Sort groups logically
Don’t just use alphabetical order. Sort by importance, size, or logical flow.
Show group totals
Consider adding totals or percentages to show the size of each group.
Drill-down capability
Set up drill-down from groups to individual items so users can see details when needed.
Common grouping mistakes to avoid
Mistake 1: Too many groups
Having 15+ groups defeats the purpose. Aim for 3-8 meaningful categories.
Mistake 2: Uneven group sizes
One group with 90% of the data and others with 2% each isn’t helpful.
Mistake 3: Confusing group names, “Technology-Related Fields” is clearer than “Tech Stuff.”
Mistake 4: Not handling nulls. Always account for blank or missing values in your grouping logic.
Mistake 5: Inconsistent grouping across reports. If Computer Science is “Technology” in one report, it should be “Technology” everywhere.
Advanced grouping in Power BI
Hierarchical grouping
Create multiple levels of grouping:
- Level 1: STEM vs Non-STEM
- Level 2: Technology, Engineering, Sciences vs Business, Liberal Arts
- Level 3: Individual majors
Grouping with measures
Performance Group =
IF(
AVERAGE(Students[GPA]) > 3.0,
“Above Average Major”,
“Below Average Major”
)
Time-based dynamic grouping
Group data differently based on the time being viewed.
Testing your groups
Verify completeness: Make sure every item in your original data is assigned to a group.
Check logic: Review edge cases and make sure grouping makes sense.
User testing: Show grouped reports to actual users and get feedback.
Data validation: Compare totals between original and grouped data to ensure nothing was lost.
Maintaining groups over time
New data considerations: When new majors or categories appear, update your grouping logic.
Regular reviews: Periodically review groups to ensure they still make business sense.
Version control: Document changes to the grouping logic over time.
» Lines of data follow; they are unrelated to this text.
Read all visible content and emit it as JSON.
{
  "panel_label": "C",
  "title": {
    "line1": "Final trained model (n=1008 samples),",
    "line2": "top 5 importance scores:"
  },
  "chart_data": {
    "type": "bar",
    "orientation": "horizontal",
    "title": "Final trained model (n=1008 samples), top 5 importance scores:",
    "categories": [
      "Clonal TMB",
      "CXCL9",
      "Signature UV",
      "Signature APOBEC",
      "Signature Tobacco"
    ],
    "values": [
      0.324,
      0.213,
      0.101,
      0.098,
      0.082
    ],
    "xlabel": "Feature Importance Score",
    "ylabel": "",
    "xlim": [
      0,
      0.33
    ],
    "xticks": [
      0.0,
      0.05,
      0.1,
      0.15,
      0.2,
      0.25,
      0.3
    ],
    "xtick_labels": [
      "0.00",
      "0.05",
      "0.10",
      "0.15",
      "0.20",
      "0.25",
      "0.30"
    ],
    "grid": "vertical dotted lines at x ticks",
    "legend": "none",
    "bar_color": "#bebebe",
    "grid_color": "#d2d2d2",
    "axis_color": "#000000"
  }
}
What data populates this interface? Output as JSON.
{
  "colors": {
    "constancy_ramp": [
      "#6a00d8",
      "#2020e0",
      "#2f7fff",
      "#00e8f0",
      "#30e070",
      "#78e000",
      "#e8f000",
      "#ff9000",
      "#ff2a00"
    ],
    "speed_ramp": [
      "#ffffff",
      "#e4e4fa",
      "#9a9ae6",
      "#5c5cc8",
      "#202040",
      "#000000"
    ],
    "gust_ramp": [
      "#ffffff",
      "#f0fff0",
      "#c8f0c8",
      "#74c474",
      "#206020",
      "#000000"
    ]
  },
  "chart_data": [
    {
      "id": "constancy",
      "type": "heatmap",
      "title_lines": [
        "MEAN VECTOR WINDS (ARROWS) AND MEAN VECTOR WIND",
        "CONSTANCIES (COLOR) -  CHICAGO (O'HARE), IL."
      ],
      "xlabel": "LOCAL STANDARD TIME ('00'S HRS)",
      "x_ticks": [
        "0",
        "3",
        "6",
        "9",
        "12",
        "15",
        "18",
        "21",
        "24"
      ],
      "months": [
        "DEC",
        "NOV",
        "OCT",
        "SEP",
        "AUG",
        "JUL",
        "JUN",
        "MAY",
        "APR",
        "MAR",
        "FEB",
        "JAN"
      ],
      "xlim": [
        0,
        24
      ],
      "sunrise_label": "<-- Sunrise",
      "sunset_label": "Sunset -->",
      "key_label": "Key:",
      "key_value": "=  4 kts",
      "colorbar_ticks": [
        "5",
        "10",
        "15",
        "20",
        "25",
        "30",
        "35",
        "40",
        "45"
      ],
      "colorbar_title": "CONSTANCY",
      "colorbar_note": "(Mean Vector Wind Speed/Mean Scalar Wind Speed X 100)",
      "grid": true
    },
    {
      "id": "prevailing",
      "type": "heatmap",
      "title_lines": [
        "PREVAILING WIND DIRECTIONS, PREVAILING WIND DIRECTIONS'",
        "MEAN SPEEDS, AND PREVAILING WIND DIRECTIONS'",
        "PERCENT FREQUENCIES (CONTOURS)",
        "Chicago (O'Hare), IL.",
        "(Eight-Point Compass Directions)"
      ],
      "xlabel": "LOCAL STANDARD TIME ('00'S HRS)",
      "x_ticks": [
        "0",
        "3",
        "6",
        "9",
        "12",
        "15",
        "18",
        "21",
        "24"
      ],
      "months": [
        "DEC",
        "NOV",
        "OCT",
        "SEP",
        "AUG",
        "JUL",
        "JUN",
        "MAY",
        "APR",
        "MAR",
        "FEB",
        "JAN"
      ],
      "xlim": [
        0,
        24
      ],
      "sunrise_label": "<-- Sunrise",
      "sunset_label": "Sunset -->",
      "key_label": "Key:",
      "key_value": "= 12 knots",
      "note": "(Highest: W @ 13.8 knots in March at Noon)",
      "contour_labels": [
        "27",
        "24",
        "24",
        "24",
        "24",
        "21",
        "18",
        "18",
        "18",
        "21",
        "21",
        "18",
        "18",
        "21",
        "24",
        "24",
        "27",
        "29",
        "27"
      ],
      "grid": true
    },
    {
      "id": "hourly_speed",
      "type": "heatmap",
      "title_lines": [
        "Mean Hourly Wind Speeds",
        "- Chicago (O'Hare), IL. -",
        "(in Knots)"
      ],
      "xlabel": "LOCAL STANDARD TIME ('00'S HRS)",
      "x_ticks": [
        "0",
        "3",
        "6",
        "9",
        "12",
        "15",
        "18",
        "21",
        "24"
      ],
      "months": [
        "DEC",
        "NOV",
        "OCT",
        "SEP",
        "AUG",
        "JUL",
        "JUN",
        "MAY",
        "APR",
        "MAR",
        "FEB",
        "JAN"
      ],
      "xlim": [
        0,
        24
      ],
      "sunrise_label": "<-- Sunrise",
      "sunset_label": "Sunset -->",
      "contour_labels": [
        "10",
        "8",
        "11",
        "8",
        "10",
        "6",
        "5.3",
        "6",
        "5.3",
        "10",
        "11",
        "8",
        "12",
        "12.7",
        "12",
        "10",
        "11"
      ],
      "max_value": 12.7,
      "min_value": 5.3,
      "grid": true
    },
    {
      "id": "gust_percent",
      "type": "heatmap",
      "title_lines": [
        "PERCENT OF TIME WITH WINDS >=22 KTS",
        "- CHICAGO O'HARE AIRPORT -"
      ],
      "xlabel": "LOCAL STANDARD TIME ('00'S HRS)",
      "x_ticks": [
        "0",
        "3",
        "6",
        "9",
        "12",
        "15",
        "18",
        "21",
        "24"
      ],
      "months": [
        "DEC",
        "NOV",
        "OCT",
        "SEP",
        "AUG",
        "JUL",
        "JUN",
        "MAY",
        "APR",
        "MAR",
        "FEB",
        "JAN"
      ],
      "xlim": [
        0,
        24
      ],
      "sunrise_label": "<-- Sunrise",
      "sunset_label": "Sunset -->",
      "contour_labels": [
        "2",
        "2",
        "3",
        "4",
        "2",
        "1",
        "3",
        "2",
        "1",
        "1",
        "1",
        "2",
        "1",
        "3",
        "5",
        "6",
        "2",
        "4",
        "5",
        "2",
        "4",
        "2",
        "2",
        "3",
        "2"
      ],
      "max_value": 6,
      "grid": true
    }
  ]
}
Integration with other Power BI features
Slicers: Grouped fields work great in slicers for filtering
Drill-through: Set up drill-through from groups to detailed views
Bookmarks: Save different grouping views using bookmarks
Row-level security: Apply security at the group level rather than individual items
Real impact of good grouping in Power BI
I’ve seen reports go from cluttered messes with 50+ categories to clean, actionable dashboards with 5-6 meaningful groups. The difference in user adoption is dramatic.
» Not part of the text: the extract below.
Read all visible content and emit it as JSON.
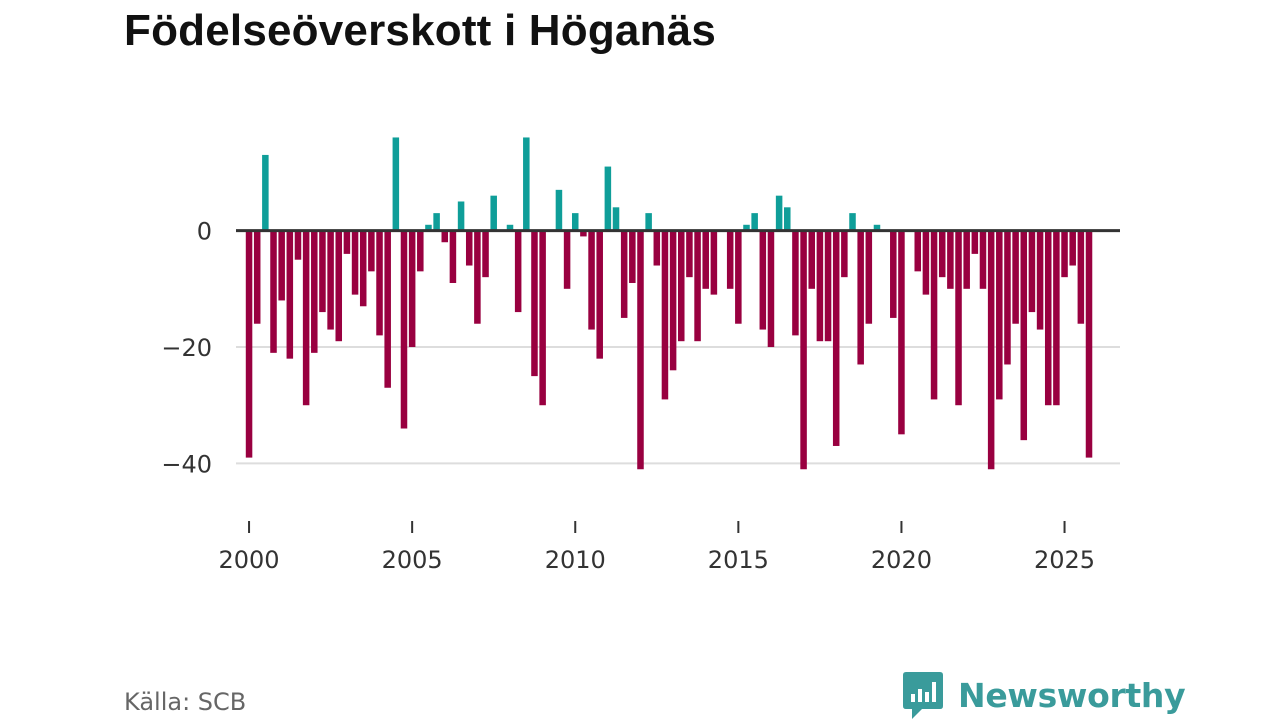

In Nepal’s growing data community, organizations like NEST Nepal often showcase examples of how proper data categorization and grouping can transform complex datasets into clear business insights. It’s one of those fundamental skills that separates amateur reports from professional analytics.
Getting started with grouping in Power BI today
Start simple: Pick one overly detailed field in your current report and try visual-level grouping.
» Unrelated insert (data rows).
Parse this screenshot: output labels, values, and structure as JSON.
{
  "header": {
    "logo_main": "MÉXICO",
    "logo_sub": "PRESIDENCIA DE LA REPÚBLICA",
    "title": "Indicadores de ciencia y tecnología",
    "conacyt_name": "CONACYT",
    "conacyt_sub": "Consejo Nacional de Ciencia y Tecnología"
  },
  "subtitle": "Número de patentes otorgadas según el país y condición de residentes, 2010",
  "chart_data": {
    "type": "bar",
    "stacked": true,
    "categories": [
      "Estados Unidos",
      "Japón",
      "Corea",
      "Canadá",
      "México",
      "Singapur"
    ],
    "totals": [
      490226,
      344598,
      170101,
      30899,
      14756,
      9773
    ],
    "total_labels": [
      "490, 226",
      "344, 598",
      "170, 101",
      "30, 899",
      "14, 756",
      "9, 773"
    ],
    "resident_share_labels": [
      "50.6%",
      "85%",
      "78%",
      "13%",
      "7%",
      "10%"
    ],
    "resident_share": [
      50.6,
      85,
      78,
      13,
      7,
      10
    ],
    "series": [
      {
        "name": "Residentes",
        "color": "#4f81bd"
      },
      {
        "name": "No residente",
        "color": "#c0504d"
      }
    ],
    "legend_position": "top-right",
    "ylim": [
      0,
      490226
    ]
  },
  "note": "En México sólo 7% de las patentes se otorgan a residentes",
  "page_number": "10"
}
Think business logic: Ask yourself – how would my audience naturally think about these categories?
Iterate: Your first grouping attempt might not be perfect. Refine based on feedback.
Document decisions: Keep notes about why you grouped things the way you did.
The key is remembering that grouping in Power BI isn’t just about making charts look cleaner (though it does that). It’s about helping people understand patterns and insights that get lost in the noise of too much detail.
Good grouping turns data into information, and information into actionable insights. That’s the real power of this seemingly simple technique.